Every semisimple Lie algebra is isomorphic (via adjoint representation) to its algebra of derivations. As for nilpotent Lie algebras, the situation is quite different: In view of a construction due to Y. Benoist, for every natural number \(p\geq 3\) there exists a \(p\)-step nilpotent Lie algebra \({\mathfrak N}({\mathfrak S},p)\) whose algebra of derivations has a prescribed Levi factor \({\mathfrak S}\) [cf. C. R. Acad. Sci., Paris, Sér. I 307, 901-904 (1988; Zbl 0664.17007)]. The main theorem of the paper under review is a nice variant of the above fact.
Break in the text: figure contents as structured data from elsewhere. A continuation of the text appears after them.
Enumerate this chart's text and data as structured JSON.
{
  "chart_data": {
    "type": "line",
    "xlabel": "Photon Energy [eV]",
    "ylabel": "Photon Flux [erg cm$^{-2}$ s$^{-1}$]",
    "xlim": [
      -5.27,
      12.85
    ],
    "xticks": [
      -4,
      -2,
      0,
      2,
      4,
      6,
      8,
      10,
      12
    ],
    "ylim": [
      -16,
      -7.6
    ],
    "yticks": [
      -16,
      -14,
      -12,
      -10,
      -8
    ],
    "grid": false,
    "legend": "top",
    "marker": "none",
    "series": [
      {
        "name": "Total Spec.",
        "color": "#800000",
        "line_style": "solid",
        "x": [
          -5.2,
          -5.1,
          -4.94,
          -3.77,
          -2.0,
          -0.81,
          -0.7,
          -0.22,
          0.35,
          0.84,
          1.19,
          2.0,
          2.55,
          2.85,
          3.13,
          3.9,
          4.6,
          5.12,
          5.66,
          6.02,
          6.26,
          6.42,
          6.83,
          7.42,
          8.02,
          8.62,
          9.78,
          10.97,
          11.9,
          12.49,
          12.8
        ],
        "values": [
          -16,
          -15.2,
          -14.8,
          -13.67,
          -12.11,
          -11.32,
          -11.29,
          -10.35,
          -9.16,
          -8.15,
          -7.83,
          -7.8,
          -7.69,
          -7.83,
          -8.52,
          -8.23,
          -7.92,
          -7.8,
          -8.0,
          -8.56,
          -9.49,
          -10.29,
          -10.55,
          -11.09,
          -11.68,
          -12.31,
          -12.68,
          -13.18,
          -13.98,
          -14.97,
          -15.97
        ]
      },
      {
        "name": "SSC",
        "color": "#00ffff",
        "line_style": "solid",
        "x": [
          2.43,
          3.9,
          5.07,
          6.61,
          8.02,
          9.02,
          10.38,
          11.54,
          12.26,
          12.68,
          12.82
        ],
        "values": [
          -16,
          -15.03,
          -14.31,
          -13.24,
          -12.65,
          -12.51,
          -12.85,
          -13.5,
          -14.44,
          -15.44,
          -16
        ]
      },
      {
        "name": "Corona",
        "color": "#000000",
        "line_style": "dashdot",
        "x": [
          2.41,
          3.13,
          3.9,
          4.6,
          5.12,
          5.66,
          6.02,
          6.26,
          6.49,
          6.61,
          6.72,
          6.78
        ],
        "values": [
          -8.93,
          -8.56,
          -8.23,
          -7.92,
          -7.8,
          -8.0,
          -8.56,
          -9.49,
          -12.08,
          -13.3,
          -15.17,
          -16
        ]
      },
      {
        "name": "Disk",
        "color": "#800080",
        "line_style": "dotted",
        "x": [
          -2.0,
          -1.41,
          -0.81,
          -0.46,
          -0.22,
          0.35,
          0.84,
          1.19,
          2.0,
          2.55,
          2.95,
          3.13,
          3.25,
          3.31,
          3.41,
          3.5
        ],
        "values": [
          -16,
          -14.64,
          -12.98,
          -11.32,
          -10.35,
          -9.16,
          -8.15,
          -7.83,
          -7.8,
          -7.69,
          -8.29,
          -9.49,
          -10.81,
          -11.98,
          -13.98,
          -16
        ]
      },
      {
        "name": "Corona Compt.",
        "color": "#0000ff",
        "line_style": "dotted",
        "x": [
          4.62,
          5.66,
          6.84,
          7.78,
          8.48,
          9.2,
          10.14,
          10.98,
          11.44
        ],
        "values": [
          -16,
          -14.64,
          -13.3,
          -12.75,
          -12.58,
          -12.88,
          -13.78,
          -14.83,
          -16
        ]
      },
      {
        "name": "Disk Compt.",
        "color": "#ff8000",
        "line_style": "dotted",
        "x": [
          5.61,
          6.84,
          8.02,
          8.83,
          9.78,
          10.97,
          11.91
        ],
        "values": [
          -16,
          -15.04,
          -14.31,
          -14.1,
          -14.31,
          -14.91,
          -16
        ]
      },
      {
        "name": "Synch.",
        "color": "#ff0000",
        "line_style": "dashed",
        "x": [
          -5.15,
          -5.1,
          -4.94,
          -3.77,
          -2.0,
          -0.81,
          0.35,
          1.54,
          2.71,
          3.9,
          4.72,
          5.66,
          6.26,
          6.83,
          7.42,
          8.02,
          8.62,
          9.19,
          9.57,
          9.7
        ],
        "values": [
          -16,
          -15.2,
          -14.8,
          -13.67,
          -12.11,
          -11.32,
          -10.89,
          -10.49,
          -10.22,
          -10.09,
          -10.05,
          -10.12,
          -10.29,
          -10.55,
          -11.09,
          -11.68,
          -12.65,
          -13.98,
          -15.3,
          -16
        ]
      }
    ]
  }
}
Namely, one uses a semidirect product of \({\mathfrak N}({\mathfrak S},p)\) with one of its invertible derivations to prove the following statement: ``For every semisimple Lie algebra \({\mathfrak S}\) and every \(q\geq 3\) there exists a \(q\)-step solvable Lie algebra \({\mathfrak R}\) (depending on \({\mathfrak S}\) and \(q\)) such that \({\mathfrak R}\) is non-nilpotent and \({\mathfrak S}\) is isomorphic to the Levi factor of the algebra of derivations of \({\mathfrak R}\).'' (All the constructions of the paper are carried out for finite dimensional Lie algebras over some commutative field of characteristic 0).